Walking through the public markets of the Philippines, I can see a way that people have been able to institutionalize public markets, keeping their people-serving purpose intact.
Vigan's current public market was rebuilt in the years after the fall of the dictator Ferdinand Marcos. Under Marcos, farm income plummeted as he opened the economy to transna- tional loans and investment. According to the Food and Nutrition Research Institute, by 1982 two-thirds of families consumed less than the recommended minimum daily calorie intake.
In the wake of the 1986 Peoples' Power movement that ended Marcos's rule, rural people expected that the government would act to redistribute land and boost rural income. Rebuilding the market was a visible act by local government to demonstrate changed priorities.
Despite all the changes in how food and clothing are distributed and sold in a modern city, today the Vigan market is still a destination for thousands of people. Its prices are lower than most other places, and the experience of buying something is much more personal. In the interactions between stall owners and their customers, it is clear that in many cases people have known each other for years.
Emil de Guzman, a Filipino American activist from San Francisco, describes the role of the public market in Philippine towns:
"In the Philippines at the heart of any city or town is a plaza. At the center of all activity is the palengke, a huge one-story structure housing the local vendors, shopkeepers, small businesses under one roof, in compartmentalized units buying and selling goods and services.
"The palengke is purposely sectioned to accommodate vendors standing side by side selling the same products: butchers selling meat, sellers of fresh fish and seafoods, rows of newly harvested vegetables. The coconuts vendors are sectioned off nearby other stalls selling the garlic and onions, then tofu, then eggs, then mangos, papayas and dried fish. Then nearby sections on clothes, cosmetics, umbrellas and the list goes on. Thousands come to the palengke to shop and buy/bargain at the lowest prices."
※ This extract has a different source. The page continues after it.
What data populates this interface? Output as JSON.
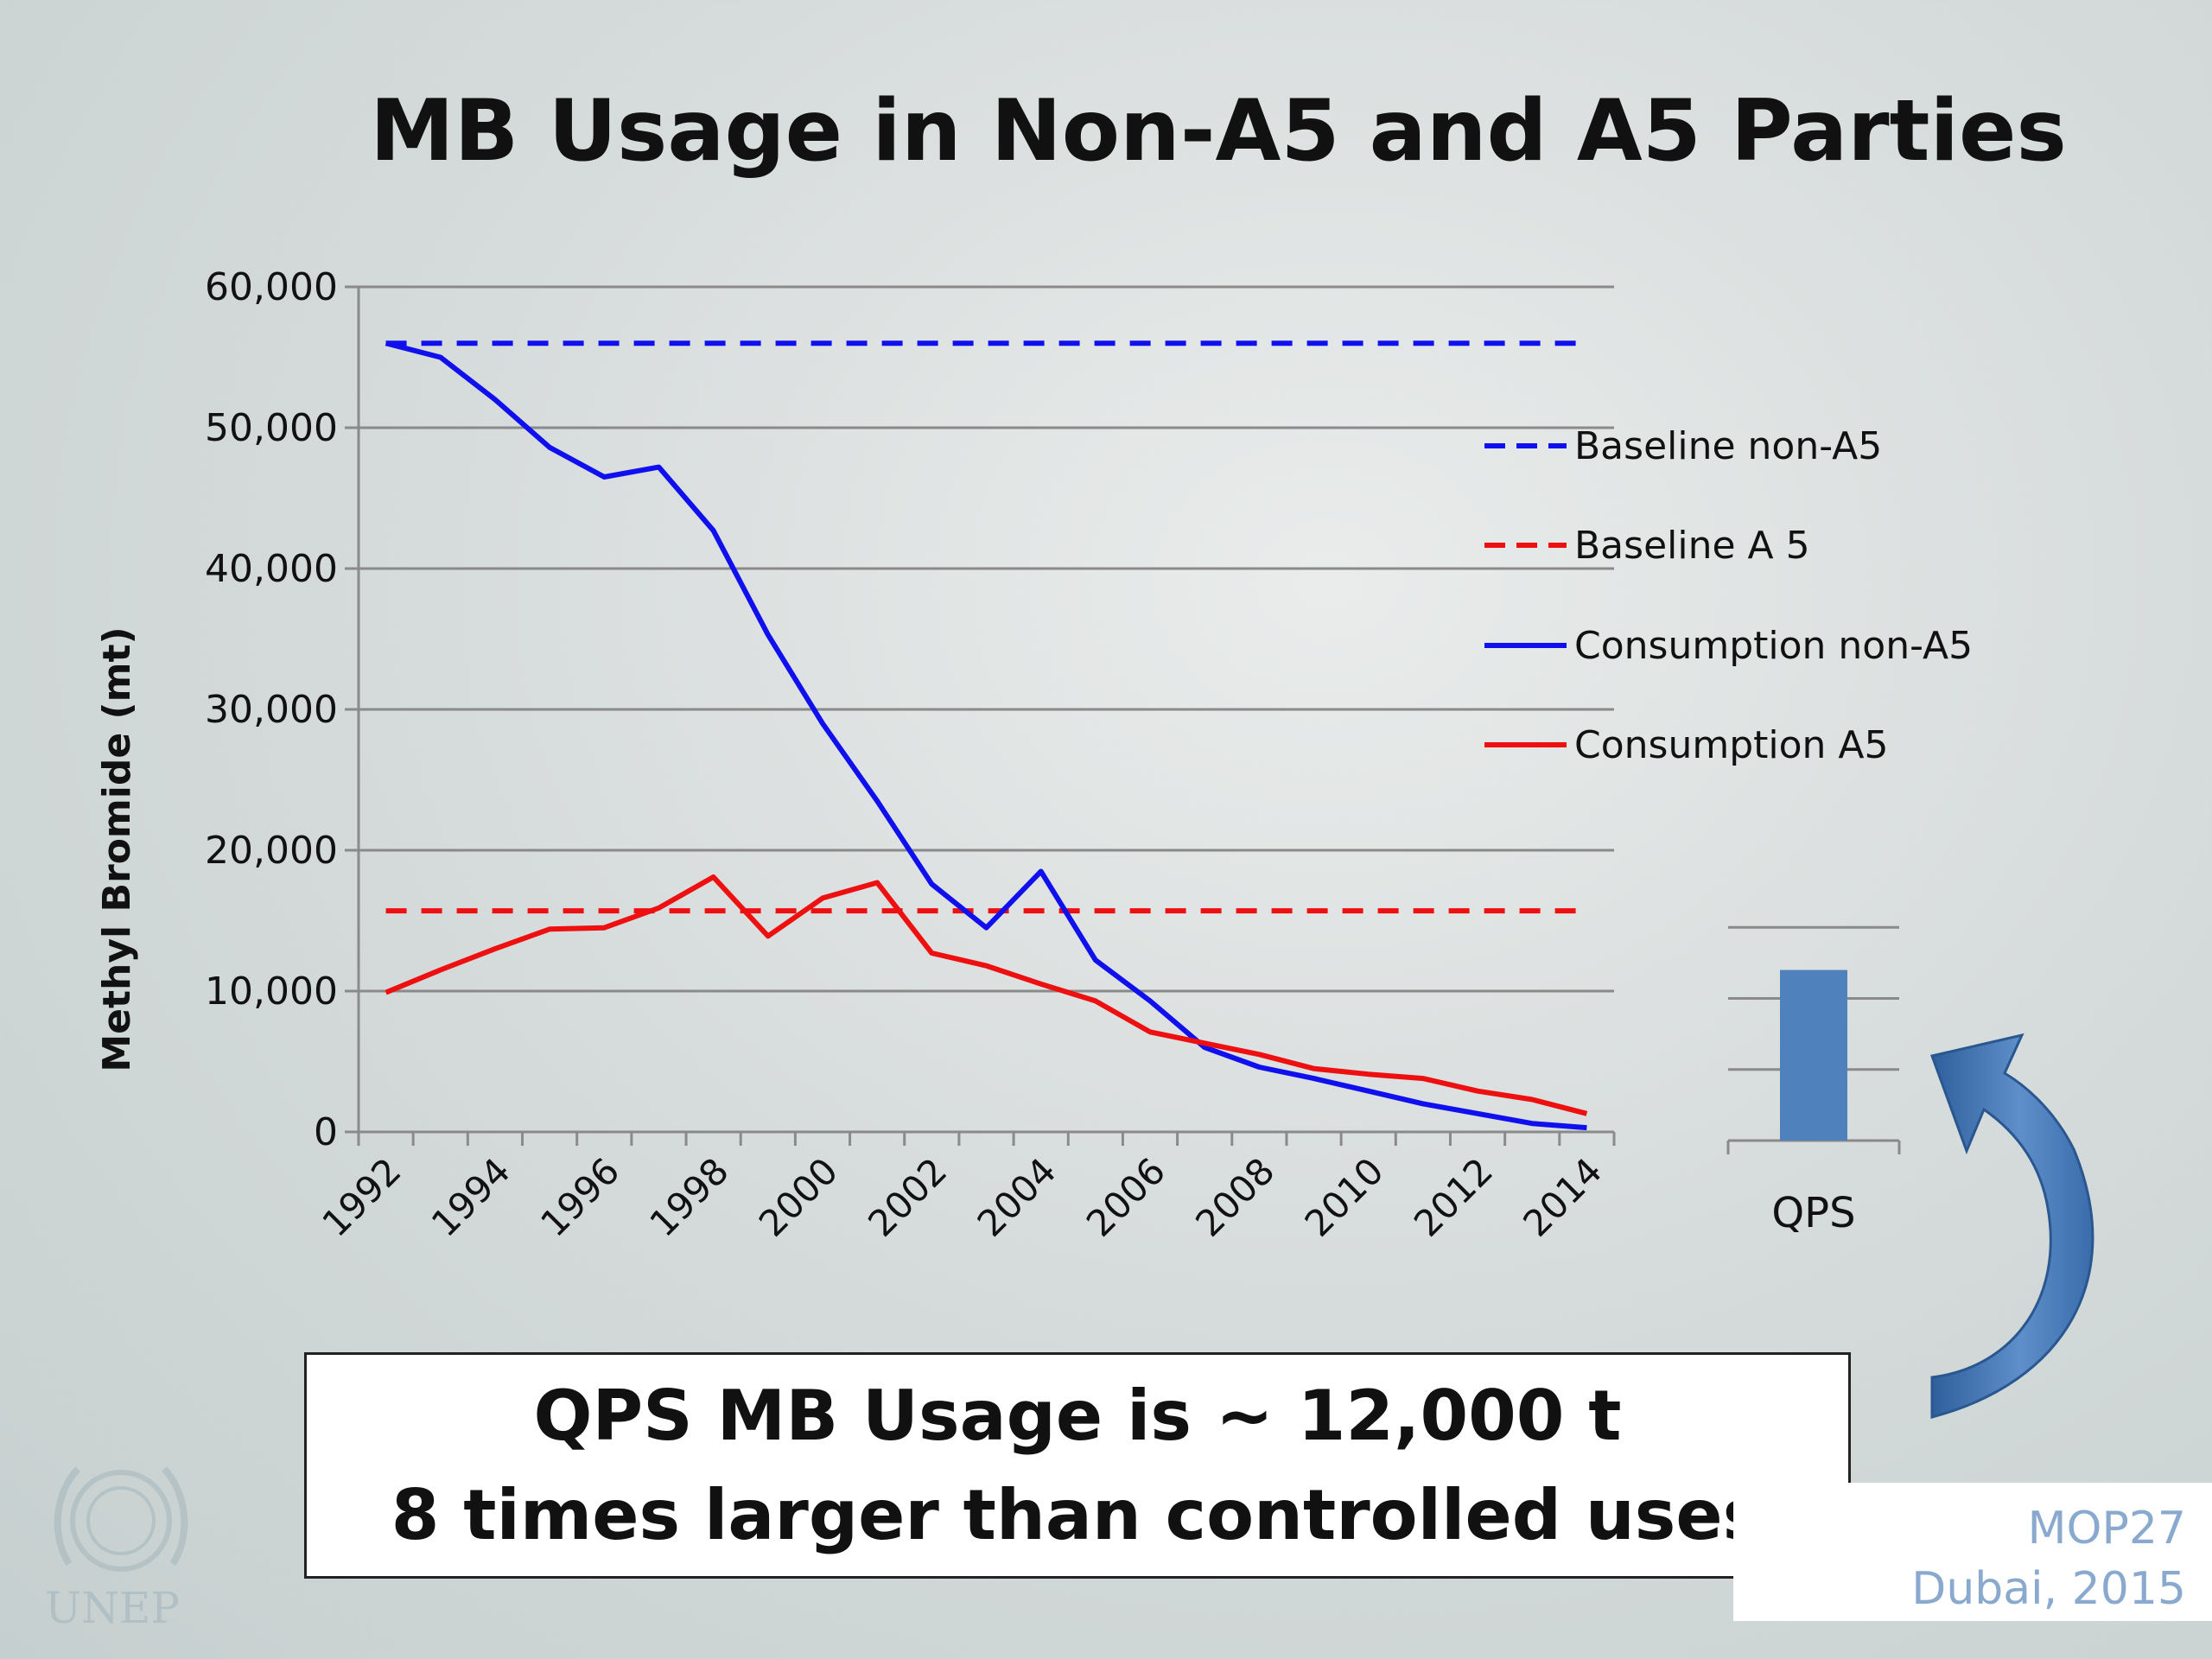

Vigan's public market is just the latest iteration of the city's history as a trading and market center, going back centuries. Vigan is one of the oldest cities in the Philippines and was founded by Chinese traders long before the arrival of the Spaniards. In the language of these migrants from Fujian Province, the name Bi-gan meant Beautiful Shore.
In Vigan they traded gold and beeswax from the Cordilleras, the mountain range that forms the spine of Luzon, for Chinese porcelain and other goods. The status of the Chinese ethnic mi- nority in the Philippines is still controversial. The Chinese com- munity even established a museum in Manila, arguing that their presence was a crucial part of Philippine history and that Chinese workers helped build the country over centuries.
The Spaniards colonized the islands, capturing Vigan in 1572 and making it the administrative capital of northern Luzon, called Nueva Segovia. By then a central market here was long established. It provided a critical function for farm- ers, who brought food into the city, and for the city dwellers who depended on them.
All over the world similar markets exist. While the nature of the economies of individual countries change, these markets exist to fulfill the same function of providing food and goods at low prices to poor people, and to provide a way for farmers to bring agricultural products directly to consumers.
During the last two or three decades, the food sovereignty movement in affluent countries has been reinventing this institution-the farmers' market-that has been an institution in much of the rest of the world for centuries. In part, this is motivated by the search for a more sustainable, less corporate-dominated food system. While public markets are threatened by the growth of supermarkets and corporate systems for food processing and distribution, their continued popularity is due not only to the fact that their food is generally cheaper for consumers but by the very fact that they are an alternative.
Public markets, where local farmers and other small vendors sell to people without much money, are institutions that not only serve an important social purpose but are structures set up by governments in response to popular need and pressure. That makes them part of the public space that people often have to struggle to protect.
An old man and a boy in the window of a colonial building in the old mestizo, or Chinese, section of Vigan.
Selling coconuts and other vegetables at a stall in the market.
A girl in a world of her own.
Buying groceries.
Many stalls in the market serve cheap meals.
A woman sells rambutans from a table in the hallway of the market.
Farmers and stall owners have to get up early to arrive when the market opens, and then fall asleep during the day.
Catching sleep during a lull in the market.
Relaxing behind bags of beans and tamarinds.
A farmer unpacking bags of calamansi fruit.
Kids in the market hallway playing a game where they guess at the cards and then slam them down on the floor.
Rice is the staple of the Philippines and is grown and sold in a number of varieties.
A girl with her mom at the rice stall.